– Что у вас случилось?
Елена прервала рассказ, загасила сигарету, тут же закурила следующую. В упор глянула на Заманского:
– У вас бывали чирии?
– Что? – оторопел тот.
– Чирии. Перезревшие. Набухшие. С головкой. Зудят непрестанно. Вдруг нажал – и брызнул гной.
– У Зиновия так и было? – догадался Заманский.
– Именно такая ассоциация мне и пришла в голову, когда он начал говорить. Не говорить – выплёскиваться. Будто трубу под давлением прорвало.
Говорил о покойной жене. Какие-то мелочи, которые только для двоих, да и попробуй ещё вспомнить. А тут всё подпирало и требовало выхода. И о своей вине перед покойной. Вообще-то обычный разговор мужиков, что на старой беде пытаются закадрить новую пассию. Но здесь всё было с такой натуральной экспрессией, болью. Потом так и оказалось, – год в себе копил. К тому же мне всё это оказалось близко. Я ведь за пять лет до того малыша потеряла. Вот под минуту – утешить, что ли, захотелось или в свою очередь выплеснуться? – рассказала. Даже не заметила, что говорю уже я, а он как-то затих и неотрывно смотрит.
Спохватилась:
– Что-то не так?
– Какая вы, оказывается, – выдохнул он. Разошлись в два ночи.
На следующее утро, когда Елена зашла в автобус, семейство Плескачей сидело на ближайшем к гиду сидении (потом узнала, что семейной паре, с которой поменялся местами, Плескач-старший компенсировал стоимость поездки). И Зиновий так открыто, заговорщически улыбается, что все туристы вокруг нехорошо переглянулись. Дальше – хуже. На глазах у всех принялся ухаживать за гидом как ухаживают за своей девушкой.
Если при выходе из автобуса моросил дождь, бросался открыть над гидом зонтик. Во время обедов норовил подхватить поднос, сесть поближе. На экскурсиях не отходил ни на шаг. Поразительно, но пятидесятилетний мужчина повёл себя как старшеклассник в состоянии первой влюблённости. По ночам писал восторженные стихи, а утром спешил подсунуть их под дверь номера возлюбленной.

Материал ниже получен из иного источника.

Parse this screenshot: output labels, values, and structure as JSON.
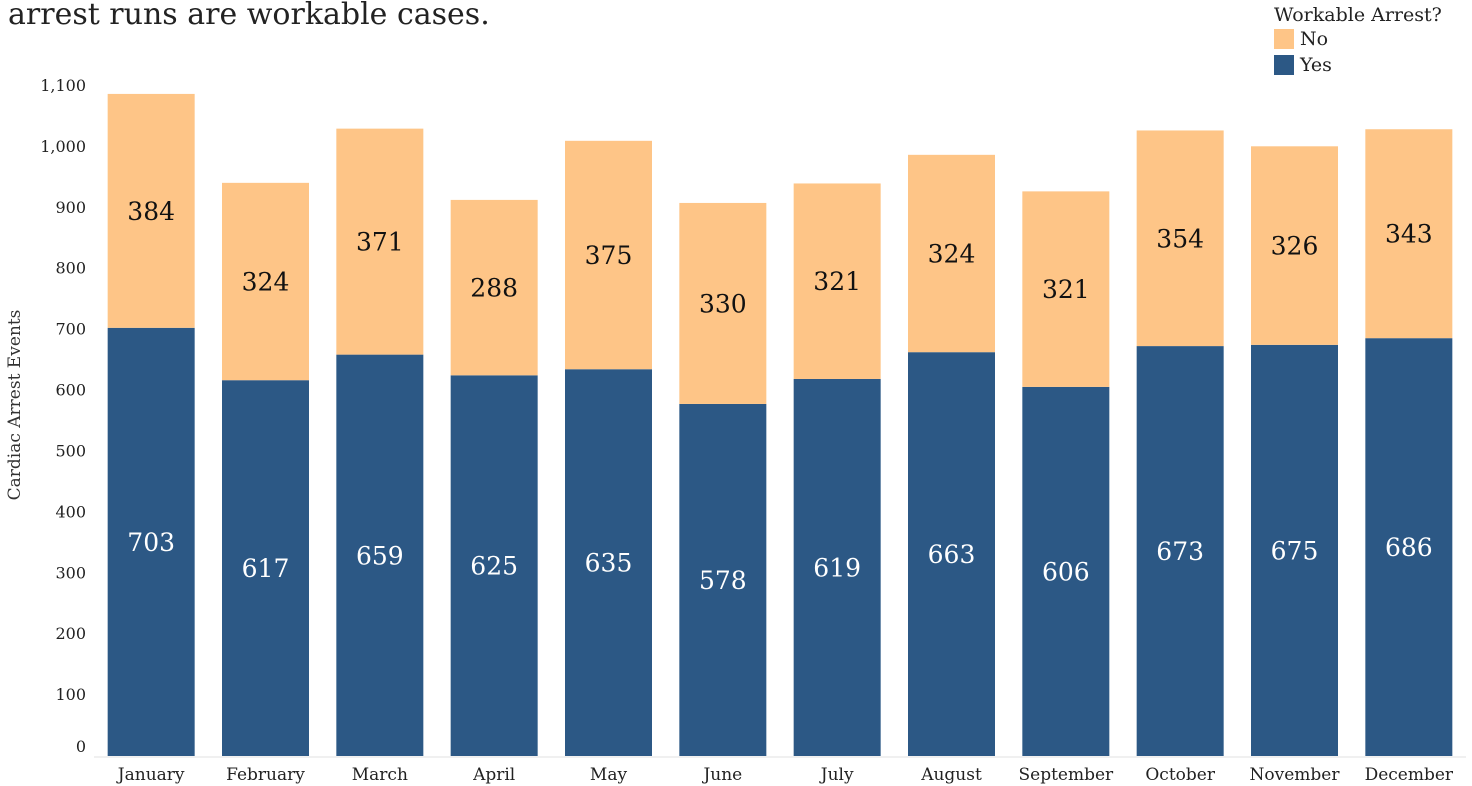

Он был настолько распахнут в своей влюблённости, что остаться незамеченным такое не могло. В группе его прозвали крези антиквар. Но больше всего преображение Плескача потрясло его сына. Воспитанный в почтении к родителям, он не решался бросить отцу публичный упрёк. Но от этого страдал ещё сильнее. Во время поездки сидел, отвернувшись к окну, всем своим видом выказывая неодобрение происшедшей в отце перемене. Изредка, когда оживление отца зашкаливало, бросал недобрые взгляды на Елену, кажется, совершенно уверенный, что меж гидом и его отцом установилась интимная близость. Хотя вся близость стихами и ограничивалась.
Во Флоренции у Елены заболело горло. Зиновий вызвался подменить её на экскурсии. И рассказывал так увлечённо, с таким знанием деталей, что не только туристы, – сама Елена боялась пропустить малейшее слово. Какой там антиквар-меняла? Искусствовед высочайшего уровня!
Так что, поначалу измотанная назойливым ухаживанием, к концу поездки Елена сама ощутила признаки влюблённости. Должно быть, поэтому в аэропорту на просьбу Зиновия о встрече отделалась обещанием как-нибудь увидеться.
Срок «как-нибудь» для влюбленного Плескача оказался вполне конкретным. Уже на следующее утро он появился в офисе компании, попросил её спуститься вниз. У подъезда стоял новенький кроссовер. «Твоя!» – объявил с торжеством. Принялся совать ключи, документы. Увидев прикушенную губу её, начал уверять, что от чистого сердца, безвозмездно. Что ничего за это не требует. Просто его подарок чудесному гиду.